Soon afterwards we turned a planned Spanish wine tasting into a virtual version of the same event. It was a big risk and we didn’t know how it would go, but everyone loved it, and since then we’ve been hosting weekly virtual tastings that always sell out within an hour or two. Otherwise, we change our delivery menu every week, offering a choice of two sparkling wines, three whites, a rosé, an orange and three reds, so people can choose what most takes their fancy.
It has been pretty chaotic. The staff we had taken on are furloughed, so it’s just me and Charlie, and my brother who is here helping out. It’s not ideal for him but he actually can’t get back to Melbourne where he lives because of the lockdown, so it was a choice of isolating with our parents or helping us out here. With the result that I am now completely surrounded by boys (including Indy!) in the tiny flat we live in above KASK. We were also driving a beaten-up old car we’d bought from Charlie’s brother to tide us over when we first moved to the UK, so that added to the fun of deliveries, but now we’re much more structured. We try and take Sundays and Mondays off, and as of two weeks ago, we now open our doors for collections with one person allowed in at any one time.

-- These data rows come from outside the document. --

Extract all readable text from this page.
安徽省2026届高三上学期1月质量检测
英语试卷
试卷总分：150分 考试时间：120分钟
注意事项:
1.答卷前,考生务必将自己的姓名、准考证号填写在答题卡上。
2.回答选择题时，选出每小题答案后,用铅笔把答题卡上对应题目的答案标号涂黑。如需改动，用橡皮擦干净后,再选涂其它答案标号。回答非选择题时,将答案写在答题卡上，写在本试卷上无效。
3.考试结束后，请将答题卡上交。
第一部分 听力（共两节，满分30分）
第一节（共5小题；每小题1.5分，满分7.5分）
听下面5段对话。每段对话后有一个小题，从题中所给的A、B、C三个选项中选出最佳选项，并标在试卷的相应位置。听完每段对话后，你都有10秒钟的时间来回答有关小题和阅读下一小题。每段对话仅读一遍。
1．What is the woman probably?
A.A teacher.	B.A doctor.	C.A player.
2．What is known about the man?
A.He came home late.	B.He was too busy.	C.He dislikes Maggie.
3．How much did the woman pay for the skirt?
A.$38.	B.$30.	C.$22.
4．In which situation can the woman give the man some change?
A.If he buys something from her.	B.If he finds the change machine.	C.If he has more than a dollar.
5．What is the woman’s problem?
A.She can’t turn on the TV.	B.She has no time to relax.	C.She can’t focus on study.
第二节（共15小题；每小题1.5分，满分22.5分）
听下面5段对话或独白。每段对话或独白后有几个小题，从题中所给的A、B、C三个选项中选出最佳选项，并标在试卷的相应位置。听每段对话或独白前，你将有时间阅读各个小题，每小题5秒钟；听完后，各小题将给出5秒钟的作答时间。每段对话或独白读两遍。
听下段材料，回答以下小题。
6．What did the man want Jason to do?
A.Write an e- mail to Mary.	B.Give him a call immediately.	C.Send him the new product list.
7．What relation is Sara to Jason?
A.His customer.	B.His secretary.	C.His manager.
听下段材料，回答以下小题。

We spend our mornings checking and processing orders – after doing PE with Joe – then we head to the bar to prep all the wine, cheese and charcuterie, and write out any personalised labels customers might want to add if they’re ordering gifts. We also now offer a DIY tasting kit for those who can’t make our weekly virtual tastings or just want to host their own, so we pour all of the wine for these when we arrive in the bar. Then we start deliveries ?from around 3pm?. It depends on how many deliveries we have, but a typical day could be anything from 12 to 14 hours now.
Charlie and I met through work – although we didn’t work together directly – so working as a team hasn’t been a completely new experience, but it has been intense. When we first moved to Bristol we didn’t really know anyone except for Charlie’s brother and his wife. So we were renovating the bar, living together above it, and not really seeing anyone else, and we hadn’t been married for all that long. Then Covid came along. We always knew the first year would be tough but this was definitely unexpected! One thing that’s really positive is that we complement each other really well. When I get overwhelmed, he’s like, “Right, this is what we’re going to do,” and vice versa.
We’ve also been absolutely blown away by the support from our local community in Bedminster. The industry here in Bristol is phenomenal – there are so many amazing independents helping each other out and many of them have come together to create The Bristol Food Union, which is a collective of restaurants and chefs who are volunteering to feed key workers across the city. A website has also been set up to give local businesses in Bedminster an ecommerce platform. In terms of our business, we’re also blessed in that everyone seems to want a good bottle of wine to get them through.
It has been an absolute whirlwind, but the learning curve has been beyond steep, and we are still learning and trying to adapt every single day. Our hopes right now are as simple as opening our doors again before the end of the year and having a giant party in the garden with all of our incredible customers, who have helped to make sure we’re still here and can still operate after this is all over.